A deputada do CDS-PP Ana Rita Bessa renunciou ao mandato, com efeitos a partir de 4 de outubro. Ao que a TVI24 conseguiu apurar, a deputada vai fazer a sua última intervenção no plenário da Assembleia da República na próxima quinta-feira. 

Ana Rita Bessa já enviou uma carta ao presidente do partido, Francisco Rodrigues dos Santos, a comunicar a decisão e quais as razões, assim como também já informou o líder parlamentar, Telmo Correia. 

Ora, para a substituir segue-se na lista a médica Isabel Galriça Neto, mas esta já fez saber ao Observador que não tem intenções de regressar ao Parlamento enquanto deputada. Galriça Neto foi escolhida por Carlos Moedas como candidata a presidente da Assembleia Municipal de Lisboa. 

Não vou por razões pessoais e por questões que se prendem com o facto de assumir agora o novo desafio na Câmara de Lisboa. Reitero que não vou assumir o lugar que a deputada Ana Rita Bessa tão bem assumiu nos últimos anos", afirmou.

Seguindo a ordem da lista de deputados, segue-se Sebastião Bugalho. Caso o comentador da TVI não aceite o convite, o número sete da lista é Diogo Moura, líder da concelhia do CDS/Lisboa e recém-eleito vereador também na equipa de Carlos Moedas.

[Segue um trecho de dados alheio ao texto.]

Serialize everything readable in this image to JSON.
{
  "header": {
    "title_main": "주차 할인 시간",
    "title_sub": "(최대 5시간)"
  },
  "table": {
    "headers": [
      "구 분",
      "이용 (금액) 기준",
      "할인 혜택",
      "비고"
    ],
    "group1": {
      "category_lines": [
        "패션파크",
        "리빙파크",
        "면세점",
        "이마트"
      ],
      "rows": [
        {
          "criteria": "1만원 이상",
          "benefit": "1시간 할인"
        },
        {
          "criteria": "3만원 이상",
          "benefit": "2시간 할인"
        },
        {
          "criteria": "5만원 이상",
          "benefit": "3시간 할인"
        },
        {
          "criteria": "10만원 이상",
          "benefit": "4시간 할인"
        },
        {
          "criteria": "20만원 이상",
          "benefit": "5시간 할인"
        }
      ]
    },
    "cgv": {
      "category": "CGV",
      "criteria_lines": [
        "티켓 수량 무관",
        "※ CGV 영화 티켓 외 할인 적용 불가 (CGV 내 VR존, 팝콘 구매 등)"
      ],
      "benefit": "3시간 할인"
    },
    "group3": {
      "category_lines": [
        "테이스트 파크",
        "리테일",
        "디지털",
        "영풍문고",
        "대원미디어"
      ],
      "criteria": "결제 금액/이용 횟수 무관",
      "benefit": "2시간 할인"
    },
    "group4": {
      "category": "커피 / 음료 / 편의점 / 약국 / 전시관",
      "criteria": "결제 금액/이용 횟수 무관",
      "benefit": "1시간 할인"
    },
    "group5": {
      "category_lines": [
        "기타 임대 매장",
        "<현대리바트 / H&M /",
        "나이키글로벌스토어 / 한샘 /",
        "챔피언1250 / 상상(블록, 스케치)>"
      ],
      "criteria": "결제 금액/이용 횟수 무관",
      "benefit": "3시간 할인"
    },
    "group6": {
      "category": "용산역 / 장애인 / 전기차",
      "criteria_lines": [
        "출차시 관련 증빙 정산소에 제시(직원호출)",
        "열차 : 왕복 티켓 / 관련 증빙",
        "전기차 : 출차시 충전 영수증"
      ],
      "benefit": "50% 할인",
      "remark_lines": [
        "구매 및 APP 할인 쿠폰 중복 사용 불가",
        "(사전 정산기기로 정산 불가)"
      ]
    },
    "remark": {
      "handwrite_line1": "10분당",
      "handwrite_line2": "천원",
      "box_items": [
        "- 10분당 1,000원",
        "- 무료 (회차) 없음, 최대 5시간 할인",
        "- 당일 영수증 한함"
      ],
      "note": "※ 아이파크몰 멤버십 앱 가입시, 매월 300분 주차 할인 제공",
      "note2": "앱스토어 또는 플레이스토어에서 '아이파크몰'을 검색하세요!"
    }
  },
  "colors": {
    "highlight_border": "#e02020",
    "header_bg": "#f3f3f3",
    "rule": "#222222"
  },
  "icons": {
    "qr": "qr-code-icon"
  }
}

Recorde-se que Ana Rita Bessa foi eleita deputada pelo círculo de Lisboa em 2019, na lista que era encabeçada por Assunção Cristas, na altura líder do partido. 

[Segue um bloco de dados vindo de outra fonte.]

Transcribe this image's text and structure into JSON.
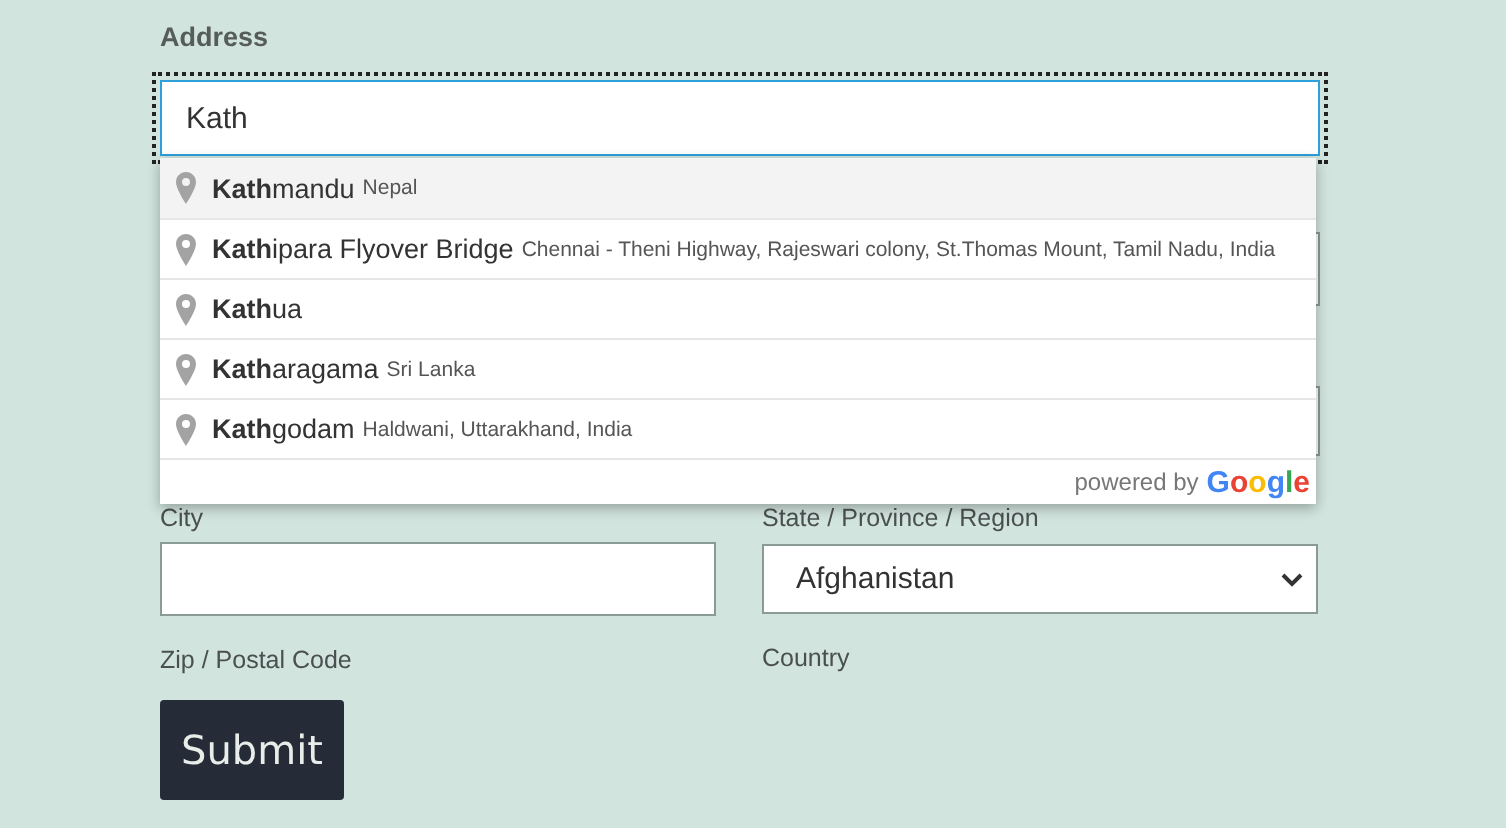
{
  "address": {
    "label": "Address",
    "value": "Kath",
    "focused": true
  },
  "suggestions": [
    {
      "main": "**Kath**mandu",
      "secondary": "Nepal",
      "selected": true
    },
    {
      "main": "**Kath**ipara Flyover Bridge",
      "secondary": "Chennai - Theni Highway, Rajeswari colony, St.Thomas Mount, Tamil Nadu, India",
      "selected": false
    },
    {
      "main": "**Kath**ua",
      "selected": false
    },
    {
      "main": "**Kath**aragama",
      "secondary": "Sri Lanka",
      "selected": false
    },
    {
      "main": "**Kath**godam",
      "secondary": "Haldwani, Uttarakhand, India",
      "selected": false
    }
  ],
  "attribution": {
    "prefix": "powered by",
    "brand": "Google"
  },
  "city": {
    "label": "City",
    "caption": "Zip / Postal Code"
  },
  "region": {
    "label": "State / Province / Region",
    "value": "Afghanistan",
    "caption": "Country"
  },
  "submit": "Submit"
}
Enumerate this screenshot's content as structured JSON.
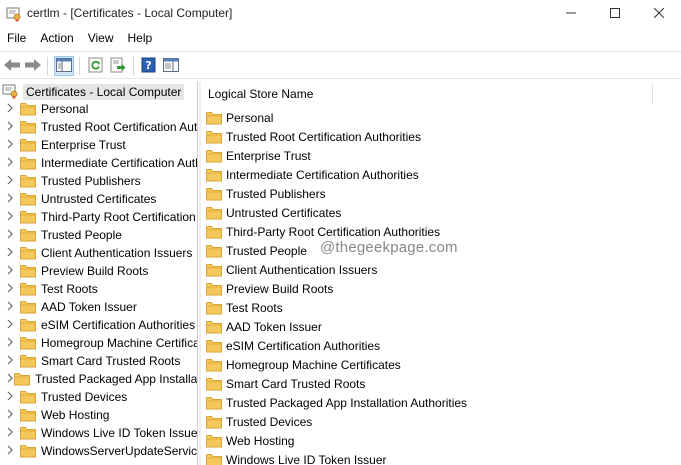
{
  "window": {
    "title": "certlm - [Certificates - Local Computer]",
    "icon": "certificate-console-icon",
    "controls": [
      "minimize-icon",
      "maximize-icon",
      "close-icon"
    ]
  },
  "menu": {
    "items": [
      "File",
      "Action",
      "View",
      "Help"
    ]
  },
  "toolbar": {
    "buttons": [
      "back-arrow-icon",
      "forward-arrow-icon",
      "show-hide-console-tree-icon",
      "refresh-icon",
      "export-list-icon",
      "help-icon",
      "properties-pane-icon"
    ]
  },
  "tree": {
    "root_label": "Certificates - Local Computer",
    "items": [
      "Personal",
      "Trusted Root Certification Authorities",
      "Enterprise Trust",
      "Intermediate Certification Authorities",
      "Trusted Publishers",
      "Untrusted Certificates",
      "Third-Party Root Certification Authorities",
      "Trusted People",
      "Client Authentication Issuers",
      "Preview Build Roots",
      "Test Roots",
      "AAD Token Issuer",
      "eSIM Certification Authorities",
      "Homegroup Machine Certificates",
      "Smart Card Trusted Roots",
      "Trusted Packaged App Installation Authorities",
      "Trusted Devices",
      "Web Hosting",
      "Windows Live ID Token Issuer",
      "WindowsServerUpdateServices"
    ]
  },
  "content": {
    "column_header": "Logical Store Name",
    "items": [
      "Personal",
      "Trusted Root Certification Authorities",
      "Enterprise Trust",
      "Intermediate Certification Authorities",
      "Trusted Publishers",
      "Untrusted Certificates",
      "Third-Party Root Certification Authorities",
      "Trusted People",
      "Client Authentication Issuers",
      "Preview Build Roots",
      "Test Roots",
      "AAD Token Issuer",
      "eSIM Certification Authorities",
      "Homegroup Machine Certificates",
      "Smart Card Trusted Roots",
      "Trusted Packaged App Installation Authorities",
      "Trusted Devices",
      "Web Hosting",
      "Windows Live ID Token Issuer"
    ]
  },
  "watermark": "@thegeekpage.com",
  "colors": {
    "folder_fill": "#f5c85b",
    "folder_edge": "#d9a633",
    "selection": "#e5e5e5"
  }
}
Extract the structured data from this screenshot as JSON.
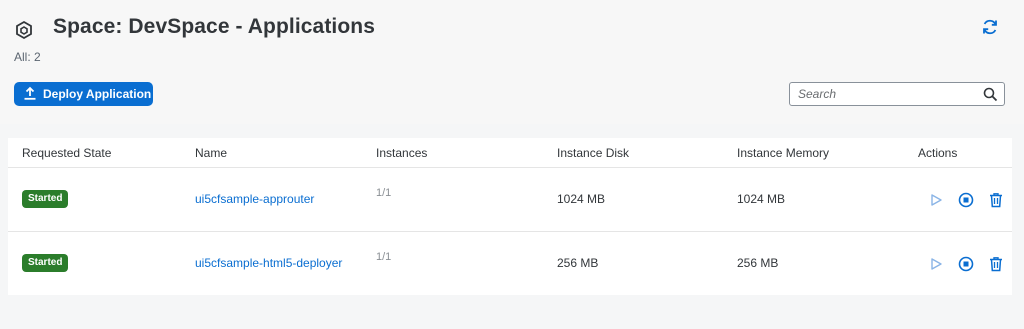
{
  "header": {
    "title": "Space: DevSpace - Applications",
    "count_label": "All: 2"
  },
  "toolbar": {
    "deploy_label": "Deploy Application",
    "search_placeholder": "Search"
  },
  "table": {
    "columns": [
      "Requested State",
      "Name",
      "Instances",
      "Instance Disk",
      "Instance Memory",
      "Actions"
    ],
    "rows": [
      {
        "state": "Started",
        "name": "ui5cfsample-approuter",
        "instances": "1/1",
        "disk": "1024 MB",
        "memory": "1024 MB"
      },
      {
        "state": "Started",
        "name": "ui5cfsample-html5-deployer",
        "instances": "1/1",
        "disk": "256 MB",
        "memory": "256 MB"
      }
    ]
  },
  "icons": {
    "app": "space-cube-icon",
    "refresh": "refresh-icon",
    "deploy": "upload-icon",
    "search": "search-icon",
    "start": "play-icon",
    "stop": "stop-icon",
    "delete": "trash-icon"
  },
  "colors": {
    "accent": "#0a6ed1",
    "started_badge": "#2b7d2b",
    "text": "#32363a",
    "background": "#f5f6f7"
  }
}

A renúncia ao mandato de deputada foi um dos temas levados à reunião desta terça-feira da Comissão de Transparência e Estatuto dos Deputados, tendo o presidente indicado que tem efeitos a partir de 4 de outubro, segunda-feira.

Jorge Lacão ressalvou que "o CDS não se revelou ainda apto para poder designar qual é, na ordem da lista, a pessoa que substituirá" a parlamentar centrista, situação corroborada pelo coordenador do CDS na comissão, o deputado João Almeida: "continuamos a não estar aptos para indicar quem assumirá o mandato".

O deputado democrata-cristão salientou também o facto de "ter havido pessoas que estão na lista que foram eleitas para cargos" nas eleições autárquicas de domingo e defendeu que "isso complica o processo de substituição".